Fletcher Nicholas D, Sirmon Bryan J, Mansour Ashton S, Carpenter William E, Ward Laura A
Department of Orthopaedics, Emory University, 59 Executive Park South NE, Atlanta, GA, 30329, USA.
Department of Biostatistics, Rollins School of Public Health, Emory University, 1518 Clifton Rd, Atlanta, GA, 30322, USA.
J Child Orthop. 2016 Oct;10(5):421-7. doi: 10.1007/s11832-016-0769-x. Epub 2016 Aug 25.
Outcomes are excellent following surgical management of displaced supracondylar humerus fractures. Short delays until surgical fixation have been shown to be equivalent to immediate fixation with regards to complications. We hypothesized that insurance coverage may impact access to care and the patient's ability to return to the operating room for outpatient surgery.
A retrospective review of supracondylar humerus fractures treated at a large urban pediatric hospital from 2008 to 2012 was performed. Fractures were classified by the modified Gartland classification and baseline demographics were collected. Time from discharge to office visits and subsequent surgical fixation was calculated for all type II fractures discharged from the emergency department. Insurance status and primary carrier were collected for all patients.
2584 supracondylar humerus fractures were reviewed, of which 584 were type II fractures. Of the 577 type II fractures with complete records, 383 patients (61 %) were admitted for surgery and the remaining 194 were discharged with plans for outpatient follow-up. There was no difference in insurance status between patients admitted for immediate surgery. Of the 194 patients who were discharged with type 2 fractures after gentle reduction, 59 patients (30.4 %) ultimately underwent surgical fixation. Of these, 42 patients were privately insured (58.3 % of patients with private insurance), 16 had governmental insurance (15.1 %), and 1 was uninsured (6.3 %). Patients with private insurance were 2.46 times more likely to have surgery than patients with public or no insurance (p = 0.005). Of the 135 patients who did not eventually have surgery, 92 (68.1 %) were seen in the clinic. Patients with private insurance were 2.78 times more likely to be seen back in the clinic when compared to publicly insured or uninsured patients (p = 0.0152).

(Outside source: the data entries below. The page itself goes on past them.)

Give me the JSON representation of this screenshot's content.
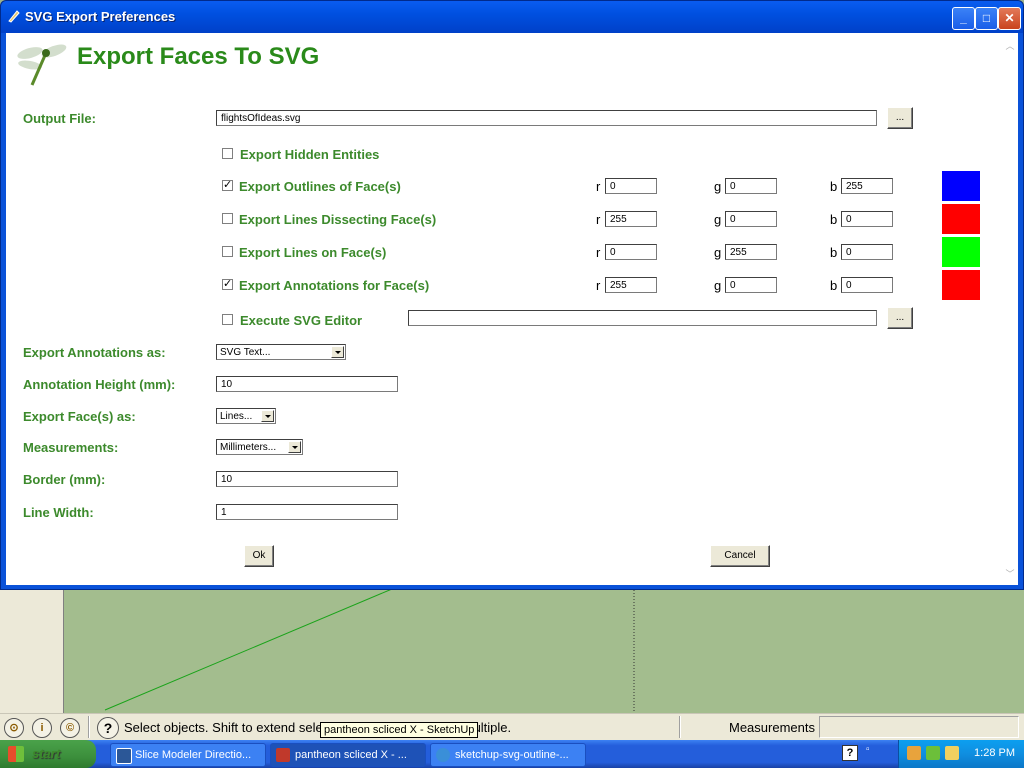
{
  "window": {
    "title": "SVG Export Preferences"
  },
  "dialog": {
    "heading": "Export Faces To SVG",
    "output_file": {
      "label": "Output File:",
      "value": "flightsOfIdeas.svg",
      "browse": "..."
    },
    "export_hidden": {
      "label": "Export Hidden Entities",
      "checked": false
    },
    "rows": [
      {
        "label": "Export Outlines of Face(s)",
        "checked": true,
        "r": "0",
        "g": "0",
        "b": "255",
        "color": "#0000ff"
      },
      {
        "label": "Export Lines Dissecting Face(s)",
        "checked": false,
        "r": "255",
        "g": "0",
        "b": "0",
        "color": "#ff0000"
      },
      {
        "label": "Export Lines on Face(s)",
        "checked": false,
        "r": "0",
        "g": "255",
        "b": "0",
        "color": "#00ff00"
      },
      {
        "label": "Export Annotations for Face(s)",
        "checked": true,
        "r": "255",
        "g": "0",
        "b": "0",
        "color": "#ff0000"
      }
    ],
    "rgb_labels": {
      "r": "r",
      "g": "g",
      "b": "b"
    },
    "execute_editor": {
      "label": "Execute SVG Editor",
      "checked": false,
      "value": "",
      "browse": "..."
    },
    "annotations_as": {
      "label": "Export Annotations as:",
      "value": "SVG Text..."
    },
    "annotation_height": {
      "label": "Annotation Height (mm):",
      "value": "10"
    },
    "faces_as": {
      "label": "Export Face(s) as:",
      "value": "Lines..."
    },
    "measurements": {
      "label": "Measurements:",
      "value": "Millimeters..."
    },
    "border": {
      "label": "Border (mm):",
      "value": "10"
    },
    "line_width": {
      "label": "Line Width:",
      "value": "1"
    },
    "ok": "Ok",
    "cancel": "Cancel"
  },
  "statusbar": {
    "text": "Select objects. Shift to extend sele",
    "text_tail": "multiple.",
    "tooltip": "pantheon scliced X - SketchUp",
    "measurements": "Measurements"
  },
  "taskbar": {
    "start": "start",
    "tasks": [
      {
        "label": "Slice Modeler Directio...",
        "icon_color": "#2b5797"
      },
      {
        "label": "pantheon scliced X - ...",
        "icon_color": "#c0392b"
      },
      {
        "label": "sketchup-svg-outline-...",
        "icon_color": "#3a8fd8"
      }
    ],
    "clock": "1:28 PM"
  }
}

Despite an equivalent number of privately insured and publicly insured patients undergoing immediate surgery for type II fractures, those with public or no insurance who were discharged were 2.46 times less likely to obtain outpatient surgery when compared to privately insured patients. Patient insurance status and the ability to follow up in a timely manner should be assessed at the time of initial evaluation in the emergency department. Level of evidence Level 3.
肱骨髁上骨折移位的手术治疗效果良好。研究表明,手术固定前的短暂延迟在并发症方面与立即固定相当。我们推测保险覆盖范围可能会影响获得治疗的机会以及患者返回手术室进行门诊手术的能力。
对一家大型城市儿科医院2008年至2012年治疗的肱骨髁上骨折进行回顾性研究。骨折采用改良的加特兰分类法进行分类,并收集基线人口统计学数据。计算所有从急诊科出院的II型骨折患者从出院到门诊就诊及随后进行手术固定的时间。收集所有患者的保险状况和主要承保公司。
共回顾了2584例肱骨髁上骨折,其中584例为II型骨折。在577例记录完整的II型骨折中,383例患者(61%)入院接受手术,其余194例出院并计划进行门诊随访。立即接受手术的患者在保险状况方面没有差异。在194例经手法复位后以2型骨折出院的患者中,59例(30.4%)最终接受了手术固定。其中,42例患者为私人保险(占私人保险患者的58.3%),16例有政府保险(15.1%),1例无保险(6.3%)。有私人保险的患者进行手术的可能性是有公共保险或无保险患者的2.46倍(p = 0.005)。在135例最终未进行手术的患者中,92例(68.1%)在诊所就诊。与有公共保险或无保险的患者相比,有私人保险的患者返回诊所就诊的可能性高2.78倍(p = 0.0152)。
尽管接受II型骨折立即手术的私人保险患者和公共保险患者数量相当,但与私人保险患者相比,出院的公共保险患者或无保险患者获得门诊手术的可能性低2.46倍。在急诊科进行初始评估时,应评估患者的保险状况和及时随访的能力。证据级别:3级。